Currently, lobster fishers in my riding are braving the Atlantic Ocean at times that are trying and in weather that can turn on a dime. I would hate to think that at a time when they may be needed off our coast in an emergency situation, resources for the Coast Guard might be tied up dealing with an abandoned vessel that someone has dumped.
I believe that the responsibility for vessels belongs squarely with the people who own them, not with the Coast Guard, and ultimately the taxpayers of Canada. A significantly stronger regulatory regime to make sure we can identify who owns vessels and that owners have a proper way of disposal would be a more comprehensive and better way of dealing with this issue.
There are times when the government has to step in to help with removal, as was the case this summer with the removal of the Farley Mowat, in my riding. The town of Shelburne had done everything possible to have the Farley removed, but unfortunately, it was met with resistance at every turn. The federal government recognized that the town could no longer face the impending environmental disaster this ship posed and stepped in to have it removed. The people of the town of Shelburne were ecstatic to get rid of that rusting hulk of garbage after three years of trying everything. However, we need to deal with these vessels before they become the kind of problem the Farley Mowat did, and Bill C-64 would accomplish just that.

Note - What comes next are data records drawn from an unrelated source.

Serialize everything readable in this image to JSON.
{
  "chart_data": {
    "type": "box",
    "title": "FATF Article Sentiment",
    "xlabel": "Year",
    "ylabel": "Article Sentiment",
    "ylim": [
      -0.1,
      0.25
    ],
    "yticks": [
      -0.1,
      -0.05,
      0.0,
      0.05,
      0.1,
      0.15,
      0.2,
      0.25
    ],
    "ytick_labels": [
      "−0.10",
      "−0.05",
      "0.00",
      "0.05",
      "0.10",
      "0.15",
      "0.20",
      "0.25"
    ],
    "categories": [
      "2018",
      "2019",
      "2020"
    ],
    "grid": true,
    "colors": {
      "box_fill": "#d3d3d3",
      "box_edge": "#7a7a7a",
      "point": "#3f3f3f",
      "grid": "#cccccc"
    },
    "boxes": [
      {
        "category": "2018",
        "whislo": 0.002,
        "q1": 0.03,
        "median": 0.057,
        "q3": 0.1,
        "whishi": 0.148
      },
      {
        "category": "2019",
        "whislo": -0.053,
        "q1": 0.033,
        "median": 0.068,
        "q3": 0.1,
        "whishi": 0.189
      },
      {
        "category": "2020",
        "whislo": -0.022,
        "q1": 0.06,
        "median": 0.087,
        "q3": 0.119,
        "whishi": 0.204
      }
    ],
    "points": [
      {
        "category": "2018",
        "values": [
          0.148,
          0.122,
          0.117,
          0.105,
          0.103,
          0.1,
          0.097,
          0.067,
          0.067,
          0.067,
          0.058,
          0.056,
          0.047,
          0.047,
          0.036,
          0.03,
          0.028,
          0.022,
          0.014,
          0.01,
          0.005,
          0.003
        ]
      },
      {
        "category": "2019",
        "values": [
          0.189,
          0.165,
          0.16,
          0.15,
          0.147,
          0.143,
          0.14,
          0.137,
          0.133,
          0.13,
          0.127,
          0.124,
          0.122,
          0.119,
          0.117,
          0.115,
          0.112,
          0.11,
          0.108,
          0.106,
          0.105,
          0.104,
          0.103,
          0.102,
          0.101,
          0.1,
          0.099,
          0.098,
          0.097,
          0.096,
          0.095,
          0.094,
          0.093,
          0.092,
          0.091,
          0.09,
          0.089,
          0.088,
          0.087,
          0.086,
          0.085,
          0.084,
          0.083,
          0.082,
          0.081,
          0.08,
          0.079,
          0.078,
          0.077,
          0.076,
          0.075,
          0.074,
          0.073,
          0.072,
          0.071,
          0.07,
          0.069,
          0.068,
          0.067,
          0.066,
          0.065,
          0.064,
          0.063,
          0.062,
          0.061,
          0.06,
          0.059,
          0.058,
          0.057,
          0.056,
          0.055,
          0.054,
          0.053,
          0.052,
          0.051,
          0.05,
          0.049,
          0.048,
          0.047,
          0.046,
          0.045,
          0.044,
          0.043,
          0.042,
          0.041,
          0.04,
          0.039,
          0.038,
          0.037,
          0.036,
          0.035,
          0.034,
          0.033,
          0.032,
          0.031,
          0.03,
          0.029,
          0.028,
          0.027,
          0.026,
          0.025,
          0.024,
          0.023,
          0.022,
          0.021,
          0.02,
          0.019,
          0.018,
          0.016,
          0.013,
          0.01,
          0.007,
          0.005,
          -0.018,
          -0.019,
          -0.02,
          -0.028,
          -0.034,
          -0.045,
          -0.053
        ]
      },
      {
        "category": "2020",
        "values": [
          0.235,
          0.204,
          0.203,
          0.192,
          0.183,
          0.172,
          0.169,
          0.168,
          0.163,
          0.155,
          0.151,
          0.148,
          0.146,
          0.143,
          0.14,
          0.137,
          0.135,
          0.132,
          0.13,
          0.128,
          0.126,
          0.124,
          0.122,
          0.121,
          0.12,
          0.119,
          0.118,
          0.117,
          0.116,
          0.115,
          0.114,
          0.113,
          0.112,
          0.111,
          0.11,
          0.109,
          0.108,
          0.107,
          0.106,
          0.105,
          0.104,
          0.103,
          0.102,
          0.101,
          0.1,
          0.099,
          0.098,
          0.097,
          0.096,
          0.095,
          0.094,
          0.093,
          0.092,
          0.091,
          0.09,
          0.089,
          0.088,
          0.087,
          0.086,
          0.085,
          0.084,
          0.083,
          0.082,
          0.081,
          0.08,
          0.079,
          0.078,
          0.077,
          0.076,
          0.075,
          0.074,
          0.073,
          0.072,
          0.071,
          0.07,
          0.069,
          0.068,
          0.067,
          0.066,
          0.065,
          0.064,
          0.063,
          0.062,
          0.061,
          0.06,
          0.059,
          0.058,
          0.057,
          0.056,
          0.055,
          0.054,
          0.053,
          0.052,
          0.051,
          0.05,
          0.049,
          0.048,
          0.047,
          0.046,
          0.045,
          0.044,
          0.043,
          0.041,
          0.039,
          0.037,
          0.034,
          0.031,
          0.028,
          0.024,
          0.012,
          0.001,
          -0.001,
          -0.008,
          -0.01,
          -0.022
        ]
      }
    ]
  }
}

In closing, I again want to thank the member for Nanaimo—Ladysmith for her advocacy and her support of Bill C-64. I note that there are some differences between Bill C-352 and Bill C-64, but we all want the best solution to address this long-standing issue. I look forward to working together to make sure we get this right. Like my colleague, I want us to be able to deal with the issue of abandoned and derelict vessels so that our coastal communities do not have to.